First of all, the Equinox lockers are nice & wooden, like the ones at Bliss or some similar such spa.  Horrible Top 40 music isn’t assaulting your ears on sub-standard speakers, no.  Rather, relaxing jazz, world music, and/or folk music played softly, as I hung my coat on the coat hangers found in my locker.  I felt like I was on vacation at my parents’ house.  After the yoga class, Miss J suggested we go steam.  I was a bit apprehensive, because I am under the general belief that steaming, unless at a really nice spa, is kind of gross.  Not to mention the fact that the steam room at the Crunch on 4th Ave (the one I more regularly go to), has been shut down many, many times by the Health Department.  Um, gross.  So, I was not only very pleasantly surprised by the experience I had in the Equinox steam room, but, the already amazing yoga buzz I had going on was prolonged and practically taken to another level because of this steam room. 

Perhaps I am very sensitive to smell, but that damn Eucalyptus-scented steam, coupled with being able to legitimately lay down completely nude with a bunch of very attractive women relaxed me more than I have ever been from just yoga alone.  When Miss J & I were done steaming, we headed to the showers.  Not only do they have disposable razors available, but some of the stalls have their own shaving stools within a separate drying areas enclosed in your private shower pod area.  The shower doors were not crappy plastic curtains like at Crunch, but glass doors that close you into a pun-free cleaning zone.  Not only do they have amazing, fresh-smelling shampoo, conditioner & body wash, but also shave cream.  I felt better and had more room showering here than in my own bathroom.  With the soft jazz playing in the background, I never wanted it to end.  In fact, I feared that I could never go back to Crunch again, having been exposed to something so much better.  But at $180 a month, there is no way I can afford to make the switch.

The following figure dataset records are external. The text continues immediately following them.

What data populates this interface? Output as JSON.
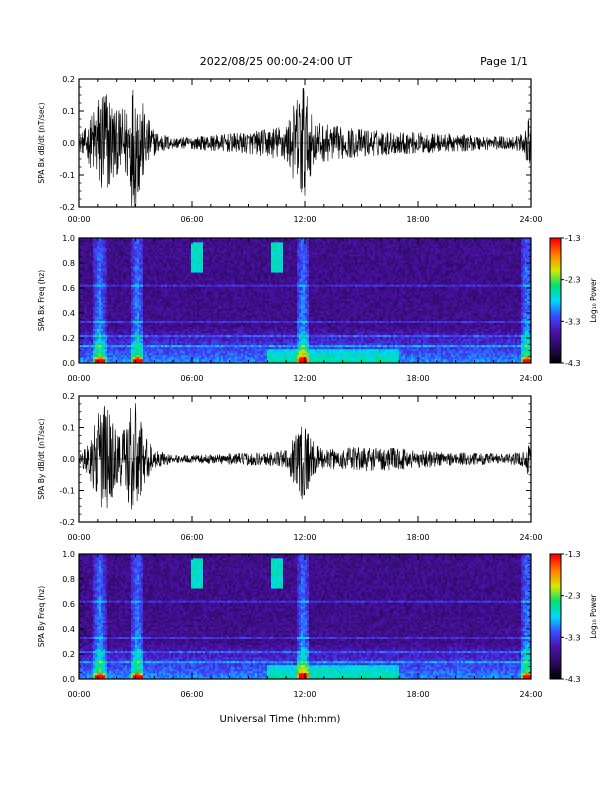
{
  "header": {
    "date_range": "2022/08/25  00:00-24:00 UT",
    "page": "Page 1/1"
  },
  "chart_data": [
    {
      "type": "line",
      "panel": "bx-waveform",
      "ylabel": "SPA Bx dB/dt (nT/sec)",
      "xlim": [
        0,
        24
      ],
      "ylim": [
        -0.2,
        0.2
      ],
      "yticks": [
        "-0.2",
        "-0.1",
        "0.0",
        "0.1",
        "0.2"
      ],
      "xticks": [
        "00:00",
        "06:00",
        "12:00",
        "18:00",
        "24:00"
      ],
      "envelope_hours": [
        0,
        0.5,
        1,
        1.3,
        1.7,
        2,
        2.5,
        2.8,
        3.1,
        3.5,
        4,
        5,
        6,
        7,
        8,
        9,
        10,
        11,
        11.6,
        11.9,
        12.2,
        12.5,
        13,
        14,
        15,
        16,
        17,
        18,
        19,
        20,
        21,
        22,
        23,
        23.6,
        23.9,
        24
      ],
      "envelope_amplitude": [
        0.02,
        0.06,
        0.15,
        0.2,
        0.15,
        0.1,
        0.12,
        0.2,
        0.2,
        0.1,
        0.04,
        0.018,
        0.02,
        0.025,
        0.03,
        0.035,
        0.045,
        0.06,
        0.15,
        0.22,
        0.12,
        0.07,
        0.06,
        0.05,
        0.045,
        0.04,
        0.035,
        0.035,
        0.03,
        0.028,
        0.025,
        0.022,
        0.022,
        0.03,
        0.08,
        0.03
      ]
    },
    {
      "type": "heatmap",
      "panel": "bx-spectrogram",
      "ylabel": "SPA Bx Freq (hz)",
      "xlim": [
        0,
        24
      ],
      "ylim": [
        0,
        1
      ],
      "yticks": [
        "0.0",
        "0.2",
        "0.4",
        "0.6",
        "0.8",
        "1.0"
      ],
      "xticks": [
        "00:00",
        "06:00",
        "12:00",
        "18:00",
        "24:00"
      ],
      "colorbar_label": "Log₁₀ Power",
      "colorbar_ticks": [
        "-1.3",
        "-2.3",
        "-3.3",
        "-4.3"
      ],
      "colorbar_range": [
        -4.3,
        -1.3
      ],
      "colors": [
        "#000000",
        "#2a0a5a",
        "#4b10a8",
        "#3a4aff",
        "#00d8ff",
        "#00e070",
        "#d8e800",
        "#ff8000",
        "#ff0000"
      ],
      "active_hours": [
        1.1,
        3.1,
        11.9,
        23.8
      ],
      "blob_hours": [
        6.3,
        10.5
      ],
      "line_freqs": [
        0.62,
        0.33,
        0.22,
        0.14
      ]
    },
    {
      "type": "line",
      "panel": "by-waveform",
      "ylabel": "SPA By dB/dt (nT/sec)",
      "xlim": [
        0,
        24
      ],
      "ylim": [
        -0.2,
        0.2
      ],
      "yticks": [
        "-0.2",
        "-0.1",
        "0.0",
        "0.1",
        "0.2"
      ],
      "xticks": [
        "00:00",
        "06:00",
        "12:00",
        "18:00",
        "24:00"
      ],
      "envelope_hours": [
        0,
        0.5,
        1,
        1.3,
        1.7,
        2,
        2.5,
        2.8,
        3.1,
        3.5,
        4,
        5,
        6,
        7,
        8,
        9,
        10,
        11,
        11.6,
        11.9,
        12.2,
        12.5,
        13,
        14,
        15,
        16,
        17,
        18,
        19,
        20,
        21,
        22,
        23,
        23.6,
        23.9,
        24
      ],
      "envelope_amplitude": [
        0.015,
        0.05,
        0.14,
        0.2,
        0.14,
        0.09,
        0.11,
        0.2,
        0.17,
        0.08,
        0.03,
        0.012,
        0.012,
        0.015,
        0.018,
        0.02,
        0.022,
        0.03,
        0.1,
        0.15,
        0.1,
        0.05,
        0.03,
        0.035,
        0.04,
        0.038,
        0.035,
        0.03,
        0.025,
        0.022,
        0.02,
        0.018,
        0.018,
        0.025,
        0.06,
        0.025
      ]
    },
    {
      "type": "heatmap",
      "panel": "by-spectrogram",
      "ylabel": "SPA By Freq (hz)",
      "xlim": [
        0,
        24
      ],
      "ylim": [
        0,
        1
      ],
      "yticks": [
        "0.0",
        "0.2",
        "0.4",
        "0.6",
        "0.8",
        "1.0"
      ],
      "xticks": [
        "00:00",
        "06:00",
        "12:00",
        "18:00",
        "24:00"
      ],
      "xlabel": "Universal Time (hh:mm)",
      "colorbar_label": "Log₁₀ Power",
      "colorbar_ticks": [
        "-1.3",
        "-2.3",
        "-3.3",
        "-4.3"
      ],
      "colorbar_range": [
        -4.3,
        -1.3
      ],
      "colors": [
        "#000000",
        "#2a0a5a",
        "#4b10a8",
        "#3a4aff",
        "#00d8ff",
        "#00e070",
        "#d8e800",
        "#ff8000",
        "#ff0000"
      ],
      "active_hours": [
        1.1,
        3.1,
        11.9,
        23.8
      ],
      "blob_hours": [
        6.3,
        10.5
      ],
      "line_freqs": [
        0.62,
        0.33,
        0.22,
        0.14
      ]
    }
  ]
}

When I got home, my roommate was watching Taxi To the Dark Side-a film about contemporary torture practices by the United States.  In great detail, I learned more than I could’ve imagined about what unthinkable conditions the prisoners at Guantanamo Bay & Abu Graib withstood.  These guys weren’t even allowed to sleep, were beaten with sticks, sexually humiliated, and had all of their five senses severely messed with to create such profound disorientation, that they literally went insane, tried to commit suicide, or died.  It was then that I started to feel like a giant tool for going to this bourgie gym and enjoying it as much as I did, and even considering paying $180 A MONTH just for a cushy gym. 

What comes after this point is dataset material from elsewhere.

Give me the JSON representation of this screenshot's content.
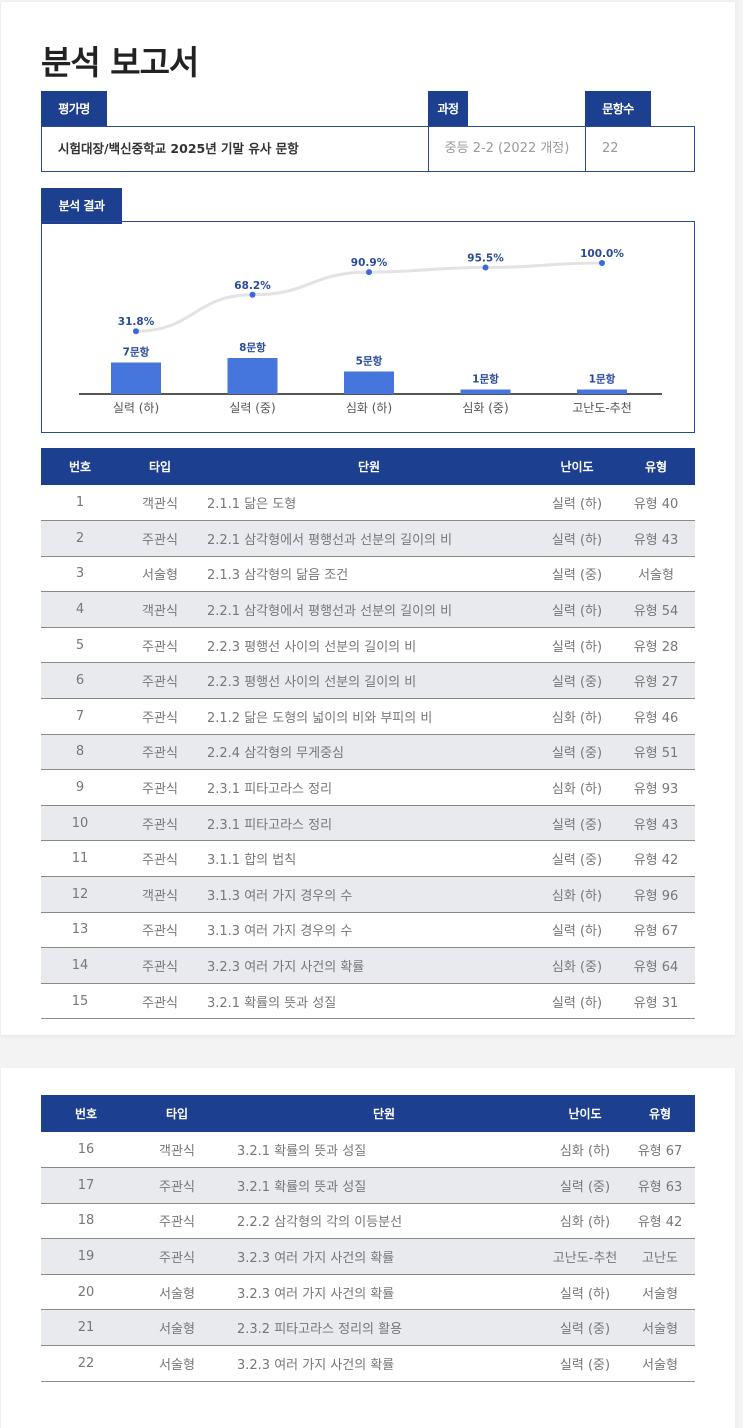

Now, with only one day left on the pass, though I am still, admittedly, thoroughly enjoying being spoiled by this gym, it’s sort of frightening that I’m sort of getting used to all the accouterments.  When you think about the standard of living that most people have in the rest of the world, it seems disgusting, narcissistic, and excessively luxurious and wasteful that I can even go to a gym at all, plus that such a place as Equinox exists.  It’s gross that only certain types of people get to experience this type of treatment/environment.  Most of those people probably who belong there don’t even deserve it.  So where does this leave me?  How do I reconcile my simultaneous guilt/disgust and desire for Western excess? 

Because I live in this weird reality that is the United States, and is especially heightened in New York City, does that mean that as long as I’m not being too gross in comparison to everyone else, that it’s sort of ok?  I mean, should I renounce the gym altogether and grow some balls and move to a 3rd World Country doing real work, working for real global change?  In the meantime, I’m going to go back to Crunch, and hopefully won’t feel like either I’m being denied basic human dignities, nor like I’m a total capitalist pig.